The letter from the U.S. House of Representatives' Committee on Financial Services says, "On June 24, 2011, the Subcommittee on Capital Markets and Government Sponsored Enterprises held a hearing entitled, "Oversight of the Mutual Fund Industry: Ensuring Market Stability and Investor Confidence." This hearing ... included extensive discussion of the numerous issues facing the mutual fund industry."

It explains, "One of the issues discussed during the hearing was the advisability of requiring money market mutual funds to have floating net asset values (NAVs). On this issue, the majority of the witnesses cautioned against such an approach. For example, Professor Mercer Bullard of the University of Mississippi School of Law stated that "requiring [MMMFs] to float their NAVs would eliminate an investment option chosen by tens of millions of investors as the best option for their safe money, only to re-create precisely the same problem in floating NAV funds that these funds were intended to solve." Paul Stevens, the President & CEO of the Investment Company Institute, also expressed skepticism ... stating that "[t]here is compelling evidence that a substantial portion of money market fund investors either would be unable or unwilling to use a floating NAV money market fund" and "the primary effect of requiring money market funds to float their NAVs would be a major restructuring and reordering of intermediation in the short-term credit markets, which would not reduce -- and might well increase -- systematic risk."

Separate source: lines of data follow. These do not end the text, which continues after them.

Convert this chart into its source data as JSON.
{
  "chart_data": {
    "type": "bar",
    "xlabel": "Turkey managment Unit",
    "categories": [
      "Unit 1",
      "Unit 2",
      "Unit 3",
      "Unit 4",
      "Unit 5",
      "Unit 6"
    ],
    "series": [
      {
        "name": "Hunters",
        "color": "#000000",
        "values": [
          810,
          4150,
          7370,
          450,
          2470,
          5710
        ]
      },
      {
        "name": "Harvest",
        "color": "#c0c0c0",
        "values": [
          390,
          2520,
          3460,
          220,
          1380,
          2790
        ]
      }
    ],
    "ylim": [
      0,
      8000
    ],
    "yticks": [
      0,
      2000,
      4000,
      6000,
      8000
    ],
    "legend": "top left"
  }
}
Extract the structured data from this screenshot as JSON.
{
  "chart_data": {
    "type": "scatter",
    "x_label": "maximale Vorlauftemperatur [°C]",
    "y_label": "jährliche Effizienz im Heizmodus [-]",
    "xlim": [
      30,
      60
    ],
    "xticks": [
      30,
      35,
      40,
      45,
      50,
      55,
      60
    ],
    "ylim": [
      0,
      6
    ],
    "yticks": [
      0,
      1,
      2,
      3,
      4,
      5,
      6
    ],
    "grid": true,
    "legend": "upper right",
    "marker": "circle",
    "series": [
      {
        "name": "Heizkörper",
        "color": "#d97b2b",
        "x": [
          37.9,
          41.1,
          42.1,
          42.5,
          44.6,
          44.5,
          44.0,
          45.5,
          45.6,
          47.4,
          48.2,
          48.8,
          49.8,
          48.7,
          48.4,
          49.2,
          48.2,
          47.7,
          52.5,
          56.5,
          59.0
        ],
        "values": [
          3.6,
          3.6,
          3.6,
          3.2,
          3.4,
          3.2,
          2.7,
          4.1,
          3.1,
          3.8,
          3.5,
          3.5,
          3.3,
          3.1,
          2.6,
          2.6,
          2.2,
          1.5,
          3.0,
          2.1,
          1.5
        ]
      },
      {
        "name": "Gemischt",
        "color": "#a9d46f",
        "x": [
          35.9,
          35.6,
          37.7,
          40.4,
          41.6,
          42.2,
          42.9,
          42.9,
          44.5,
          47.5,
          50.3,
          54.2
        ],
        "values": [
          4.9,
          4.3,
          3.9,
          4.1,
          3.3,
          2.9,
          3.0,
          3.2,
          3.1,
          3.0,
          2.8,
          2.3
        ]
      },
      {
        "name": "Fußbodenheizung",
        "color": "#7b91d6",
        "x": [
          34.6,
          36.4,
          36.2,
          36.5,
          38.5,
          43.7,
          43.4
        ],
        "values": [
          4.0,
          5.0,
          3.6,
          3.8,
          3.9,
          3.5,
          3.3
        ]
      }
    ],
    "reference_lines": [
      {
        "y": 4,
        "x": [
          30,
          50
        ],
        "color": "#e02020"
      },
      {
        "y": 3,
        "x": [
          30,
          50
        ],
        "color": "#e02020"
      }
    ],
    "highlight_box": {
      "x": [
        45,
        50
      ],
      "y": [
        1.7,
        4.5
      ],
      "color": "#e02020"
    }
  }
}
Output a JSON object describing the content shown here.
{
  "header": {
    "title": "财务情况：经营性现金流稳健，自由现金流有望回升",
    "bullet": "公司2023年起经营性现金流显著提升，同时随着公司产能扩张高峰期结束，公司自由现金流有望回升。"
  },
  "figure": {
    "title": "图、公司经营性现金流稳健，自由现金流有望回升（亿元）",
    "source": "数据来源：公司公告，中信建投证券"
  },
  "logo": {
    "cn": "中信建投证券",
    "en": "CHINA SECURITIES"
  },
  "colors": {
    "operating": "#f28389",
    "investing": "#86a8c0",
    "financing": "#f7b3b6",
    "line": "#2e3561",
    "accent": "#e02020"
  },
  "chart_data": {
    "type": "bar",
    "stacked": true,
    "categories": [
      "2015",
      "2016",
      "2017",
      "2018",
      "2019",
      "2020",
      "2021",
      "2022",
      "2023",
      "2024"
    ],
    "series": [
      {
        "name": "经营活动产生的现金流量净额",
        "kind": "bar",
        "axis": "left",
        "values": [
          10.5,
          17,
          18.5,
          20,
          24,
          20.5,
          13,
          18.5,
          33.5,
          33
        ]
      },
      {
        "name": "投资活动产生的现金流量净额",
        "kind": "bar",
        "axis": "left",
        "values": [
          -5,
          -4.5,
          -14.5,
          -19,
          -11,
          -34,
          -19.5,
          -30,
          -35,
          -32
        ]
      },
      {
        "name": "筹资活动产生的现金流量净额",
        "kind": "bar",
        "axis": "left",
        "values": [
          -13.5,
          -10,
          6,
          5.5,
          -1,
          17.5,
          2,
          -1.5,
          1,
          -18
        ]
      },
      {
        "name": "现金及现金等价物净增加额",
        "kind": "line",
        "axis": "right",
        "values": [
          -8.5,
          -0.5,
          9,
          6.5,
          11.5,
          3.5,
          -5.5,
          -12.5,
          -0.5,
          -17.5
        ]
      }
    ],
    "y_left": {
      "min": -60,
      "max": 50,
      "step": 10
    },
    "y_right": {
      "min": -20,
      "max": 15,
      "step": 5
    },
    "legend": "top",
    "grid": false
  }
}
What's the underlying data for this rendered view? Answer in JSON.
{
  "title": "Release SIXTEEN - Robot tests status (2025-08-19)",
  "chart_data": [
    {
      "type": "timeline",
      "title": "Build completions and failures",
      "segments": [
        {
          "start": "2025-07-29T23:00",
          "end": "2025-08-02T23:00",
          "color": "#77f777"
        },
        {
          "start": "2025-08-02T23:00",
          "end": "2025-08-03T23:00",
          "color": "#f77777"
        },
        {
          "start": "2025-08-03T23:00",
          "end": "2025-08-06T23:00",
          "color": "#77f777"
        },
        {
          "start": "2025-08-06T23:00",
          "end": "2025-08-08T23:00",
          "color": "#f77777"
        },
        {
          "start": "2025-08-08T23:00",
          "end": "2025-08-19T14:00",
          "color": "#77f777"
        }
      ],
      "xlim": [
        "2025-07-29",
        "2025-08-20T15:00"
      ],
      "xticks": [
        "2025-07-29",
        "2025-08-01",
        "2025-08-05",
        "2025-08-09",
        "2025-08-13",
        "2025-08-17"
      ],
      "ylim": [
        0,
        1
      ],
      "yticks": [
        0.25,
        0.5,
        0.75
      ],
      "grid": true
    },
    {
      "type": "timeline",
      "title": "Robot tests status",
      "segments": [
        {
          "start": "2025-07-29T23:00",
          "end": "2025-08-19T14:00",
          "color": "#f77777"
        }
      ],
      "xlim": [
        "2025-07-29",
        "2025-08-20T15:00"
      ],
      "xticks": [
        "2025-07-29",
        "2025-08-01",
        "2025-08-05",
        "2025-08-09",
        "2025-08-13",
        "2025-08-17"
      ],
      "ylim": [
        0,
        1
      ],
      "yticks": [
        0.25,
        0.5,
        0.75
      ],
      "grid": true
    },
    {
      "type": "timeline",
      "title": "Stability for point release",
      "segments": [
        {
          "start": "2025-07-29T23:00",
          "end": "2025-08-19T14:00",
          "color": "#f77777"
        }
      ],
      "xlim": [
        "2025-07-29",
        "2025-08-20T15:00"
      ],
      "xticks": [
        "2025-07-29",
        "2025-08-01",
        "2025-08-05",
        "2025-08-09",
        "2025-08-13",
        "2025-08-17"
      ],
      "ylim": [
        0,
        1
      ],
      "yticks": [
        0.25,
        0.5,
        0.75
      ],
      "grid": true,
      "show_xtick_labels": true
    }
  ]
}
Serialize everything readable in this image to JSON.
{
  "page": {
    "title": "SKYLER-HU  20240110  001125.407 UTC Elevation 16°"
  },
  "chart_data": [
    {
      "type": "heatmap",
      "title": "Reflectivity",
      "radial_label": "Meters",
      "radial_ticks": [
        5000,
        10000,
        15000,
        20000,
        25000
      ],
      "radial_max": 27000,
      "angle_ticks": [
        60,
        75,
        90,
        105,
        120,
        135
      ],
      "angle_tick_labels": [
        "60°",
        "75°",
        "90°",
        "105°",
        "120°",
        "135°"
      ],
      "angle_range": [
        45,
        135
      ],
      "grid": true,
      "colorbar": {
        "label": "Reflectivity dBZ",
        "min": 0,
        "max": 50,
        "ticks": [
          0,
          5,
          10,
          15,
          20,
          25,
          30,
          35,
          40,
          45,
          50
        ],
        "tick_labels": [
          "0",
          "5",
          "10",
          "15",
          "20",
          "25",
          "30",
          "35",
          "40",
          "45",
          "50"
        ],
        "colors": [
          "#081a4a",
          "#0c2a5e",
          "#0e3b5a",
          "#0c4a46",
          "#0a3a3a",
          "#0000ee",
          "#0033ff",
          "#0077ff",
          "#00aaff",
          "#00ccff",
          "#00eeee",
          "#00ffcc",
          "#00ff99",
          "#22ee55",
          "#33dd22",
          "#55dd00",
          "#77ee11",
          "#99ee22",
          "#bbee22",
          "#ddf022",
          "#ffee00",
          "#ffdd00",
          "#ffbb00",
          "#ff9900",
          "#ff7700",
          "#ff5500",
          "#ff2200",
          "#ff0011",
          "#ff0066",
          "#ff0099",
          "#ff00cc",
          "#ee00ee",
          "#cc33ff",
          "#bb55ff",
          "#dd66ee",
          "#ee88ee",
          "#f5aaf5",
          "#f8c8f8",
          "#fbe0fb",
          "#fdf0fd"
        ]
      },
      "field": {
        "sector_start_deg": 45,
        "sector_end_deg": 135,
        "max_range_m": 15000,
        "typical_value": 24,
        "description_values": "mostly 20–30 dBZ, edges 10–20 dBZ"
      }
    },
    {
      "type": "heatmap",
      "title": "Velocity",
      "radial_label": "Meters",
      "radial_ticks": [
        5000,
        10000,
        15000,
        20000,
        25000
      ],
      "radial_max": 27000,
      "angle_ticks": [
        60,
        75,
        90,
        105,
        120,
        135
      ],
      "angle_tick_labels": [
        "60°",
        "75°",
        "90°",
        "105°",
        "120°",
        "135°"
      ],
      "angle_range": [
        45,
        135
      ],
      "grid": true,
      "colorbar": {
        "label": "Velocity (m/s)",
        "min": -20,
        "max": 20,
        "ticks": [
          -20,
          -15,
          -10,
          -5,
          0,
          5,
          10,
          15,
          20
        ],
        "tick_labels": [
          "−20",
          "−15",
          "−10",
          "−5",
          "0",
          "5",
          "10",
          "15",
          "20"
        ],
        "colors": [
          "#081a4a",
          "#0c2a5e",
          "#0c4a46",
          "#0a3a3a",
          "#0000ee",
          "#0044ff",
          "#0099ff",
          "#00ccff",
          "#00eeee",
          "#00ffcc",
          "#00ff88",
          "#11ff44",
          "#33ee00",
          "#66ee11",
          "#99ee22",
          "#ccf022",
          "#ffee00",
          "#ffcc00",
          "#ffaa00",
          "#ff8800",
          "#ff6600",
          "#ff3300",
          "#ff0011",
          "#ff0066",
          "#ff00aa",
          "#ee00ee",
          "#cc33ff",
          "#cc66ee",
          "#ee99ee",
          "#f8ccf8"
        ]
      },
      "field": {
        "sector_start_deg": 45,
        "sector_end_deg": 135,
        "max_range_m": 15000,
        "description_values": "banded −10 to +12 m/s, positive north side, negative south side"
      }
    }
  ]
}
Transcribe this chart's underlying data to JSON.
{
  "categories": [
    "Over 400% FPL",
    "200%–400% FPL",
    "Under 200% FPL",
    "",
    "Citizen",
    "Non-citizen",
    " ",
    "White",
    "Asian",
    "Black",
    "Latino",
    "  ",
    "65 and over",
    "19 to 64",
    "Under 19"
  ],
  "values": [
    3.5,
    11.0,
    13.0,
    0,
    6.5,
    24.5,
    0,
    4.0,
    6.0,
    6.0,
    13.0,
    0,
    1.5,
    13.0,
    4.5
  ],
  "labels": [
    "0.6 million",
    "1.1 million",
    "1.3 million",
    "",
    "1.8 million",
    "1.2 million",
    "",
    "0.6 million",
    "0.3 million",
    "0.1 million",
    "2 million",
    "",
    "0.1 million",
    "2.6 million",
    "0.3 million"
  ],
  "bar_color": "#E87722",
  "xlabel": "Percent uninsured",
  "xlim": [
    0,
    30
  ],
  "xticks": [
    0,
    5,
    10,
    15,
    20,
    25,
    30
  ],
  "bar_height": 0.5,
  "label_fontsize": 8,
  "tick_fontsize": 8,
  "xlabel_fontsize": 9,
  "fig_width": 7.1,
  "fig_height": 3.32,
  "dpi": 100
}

The Bachus and Garrett letter continues, "Given the testimony received by the Subcommittee on June 24, it was somewhat surprising when you told the Senate Banking Committee on July 21, 2011 that the Securities & Exchange Commission was "actively discussing floating NAVs" as a way to ensure that we do not have a "run on money market funds." To assist the Committee in reconciling the views expressed by many of the witnesses at our June 24 hearing with the Commission's active consideration of proposals to "float the NAV," we would appreciate your answers to the following questions."

The letter asks, "Do investors understand that money market mutual funds pose some risks and are not insured deposits? If not, could the SEC enhance existing disclosures which explain money market mutual fund risks? Do all investors know that a money market mutual fund's net asset value has the ability to fall below one dollar? Are there ways to increase transparency around a fund's net asset value without the floating NAV? Do all money market mutual funds pose the same risks to the U.S. financial system?"

It also queries, "What has been the success or failure of the SEC's 2010 reforms to the money market fund Rule 2a-7? Do investors and the capital markets have better information about the product as a result of the changes? Have the Rule 2a-7 reforms changed the behavior of money market mutual fund providers, boards and investors? What would happy to the long-term viability of money market mutual funds if the Commission required the net asset value to float? Would requiring money market funds to float their net asset values have negative consequences on the ability of both the public and private sectors to meet their short-term funding needs?"

Finally, the Committee asks, "What empirical evidence does the Commission have to support a floating net asset value for money market mutual funds? Could the Commission prevent future stress on money market mutual funds with enhanced oversight by using its authority to require a fund provider to de-leverage certain assets, or is the floating net asset value the Commission's only option to prevent a run on one or more funds?"

The letter concludes, "Money market mutual funds play a very important role in our economy, holding approximately $2.7 trillion in assets, and thus any action on the Commission's part to alter the composition of these products must ensure that the end result is a viable and stable market, and that U.S. companies and states and municipalities continue to have access to necessary sources of short-term funding. We look forward to receiving your responses to the above questions by August 26, 2011."